If there is a sure means of getting the attention of Nigerians, it is any money doubling scheme. Nigerians have shown time and again that they have a high appetite for high-risk, high-returns investment, regardless of the lack of a business model inherent in most of these schemes. Coupled with the continent-high population and sub-optimal economic conditions, most of the founders of Ponzi schemes introduce them to Nigeria as quickly as possible. As a result, over time, Nigerians have lost significant sums to them. These 4 Ponzis are some of the most popular.
Back in 2007, this was the rave of the town especially in South-West Nigeria. With investment as low as N5000 back then, potential investors were promised rewards as high as 100% of their investment within two weeks of investment. The scheme received popular following despite the warnings from the Securities and Exchange Commission (SEC) and the Central Bank of Nigeria (CBN).

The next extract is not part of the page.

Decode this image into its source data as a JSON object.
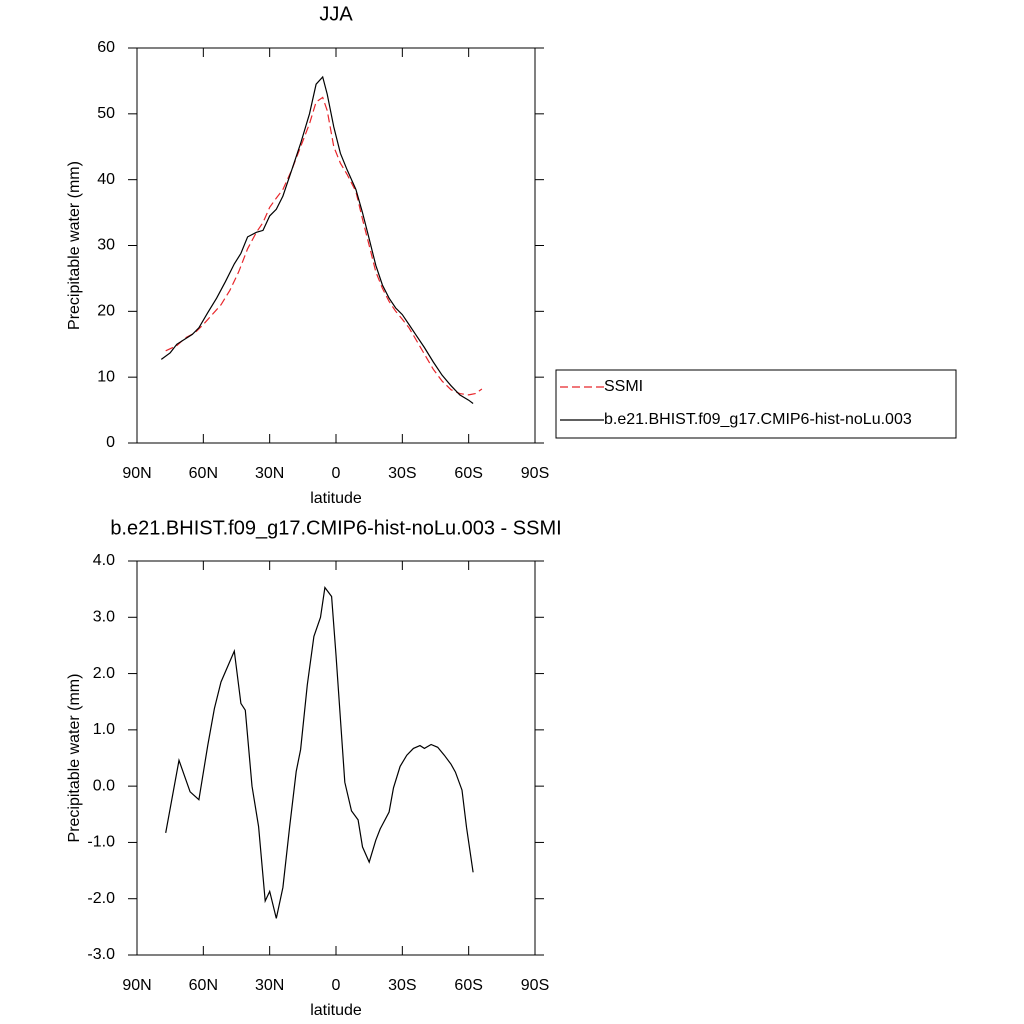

According to a source, Nigerians lost about N1.93 billion to Pennywise alone between 2006 and 2008. The present value of that amount becomes mind-boggling if the forex issues that have happened since then are taken into account.
Nospectco Oil and Gas
Another wonder bank, this time disguising as an oil and gas investment, Nospectco became popular in 2005. Several Nigerians saw it as an opportunity to reap a big share from the country’s natural resources. However, it all proved to be a sham but the CBN and the SEC were quick to drag the founders to court. At its peak, Nospectco Oil and Gas was responsible for about N49 billion in lost funds, according to the CBN. Most of these claims were never settled.
A new generation Ponzi, Ultimate cycler was one of the most popular Ponzi schemes for 2016. It was set up by a network marketer, who went by the name Peter Wolfing. The scheme required members to pay N12,500 after which they would have another 4 new membes placed under them to provide N37,500 as reward. Members were encouraged to bring other people into the scheme to ensure its continuity. As with all things of such nature, the scheme has practically packed up. Data on the amount lost to Ultimate Cycler is scanty as its competitor, MMM, got all the attention.
Speaking of MMM, Mavrodi Mondial Movement, Ponzis in Nigeria does not get bigger. If you were not engaged in the scheme in 2016, you were not considered a Nigerian. The scheme had no restrictions on the amount to be invested and sourcing additional people was not compulsory to receive a 30% reward. The scheme became so popular that banking on Tuesdays and Thursdays became a headache for Nigerians not involved in the scheme. As usual, Nigerians ignored several warnings from the CBN and the SEC. MMM’a crash is now an open secret. The CBN gave an estimated loss of N12 billion to Ponzis in 2016. You can be sure that MMM is responsible for more than half of that sum.